4) Spirituality/Sacrament of Marriage
- this was actually the first topic we had and honestly it kind of threw me for a loop. Growing up Catholic Kev and I both have known for a very very long time that marriage is a sacred unity. It's just always been in the list and it's always been something that we both have held in a high regard. We all understand that marriage is important, but why? On the worksheet we had to complete there were some questions that just floored me and made me wonder if anyone would really answer the opposite way as what everyone else did. As an example on the list there were two different questions 1) As marriage is a sacred unity one of the elements is permanence. How do you intend on bringing permanence into your marriage? 2) Another element of marriage is fidelity. How do you intend to bring and keep fidelity in your marriage? Really! I mean isn't that the point of marriage is to permanently be with someone? Do you think people every answer is I don't blame to make this permanent or I'll probably end up cheating (in so many words). Doubt it, but those are kind of silly questions to ask, not that they aren't important but come on.

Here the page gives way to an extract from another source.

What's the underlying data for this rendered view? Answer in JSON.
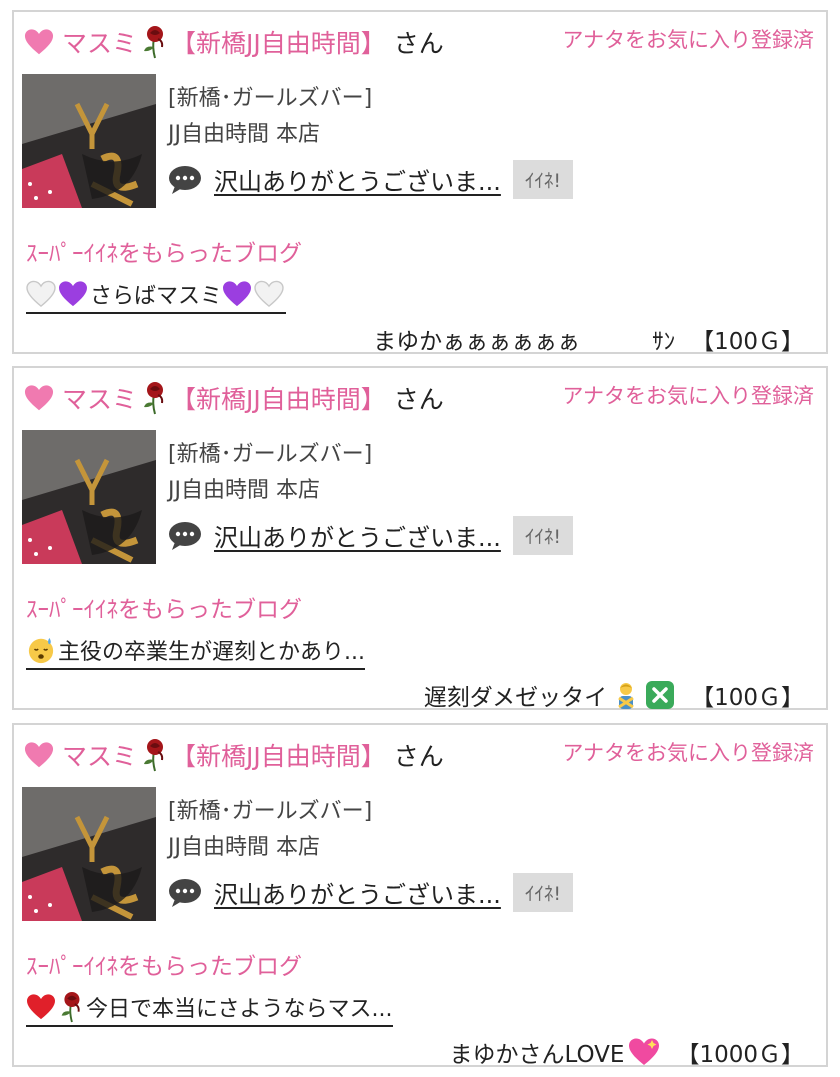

I'd have to say that through all the topics Kevin and I realized how much we'd already talked about many of the things brought up. We've recognized and accepted the areas that we need to work on and have committed to making changes for the better. Obviously this is a great thing for us. We learned a lot and both know we have a lot more to learn along the way as well. I think when we walked out of the class and back out into reality we became more confident as a couple.
1 comment:
This is kind of a funny. When I ws married to my first husband we were one the "those" couples. The area that we presented to the couples was "Communication, Family Life and Children". Funny because we were the worst communicaters EVER!! We actually did this for about 15 years.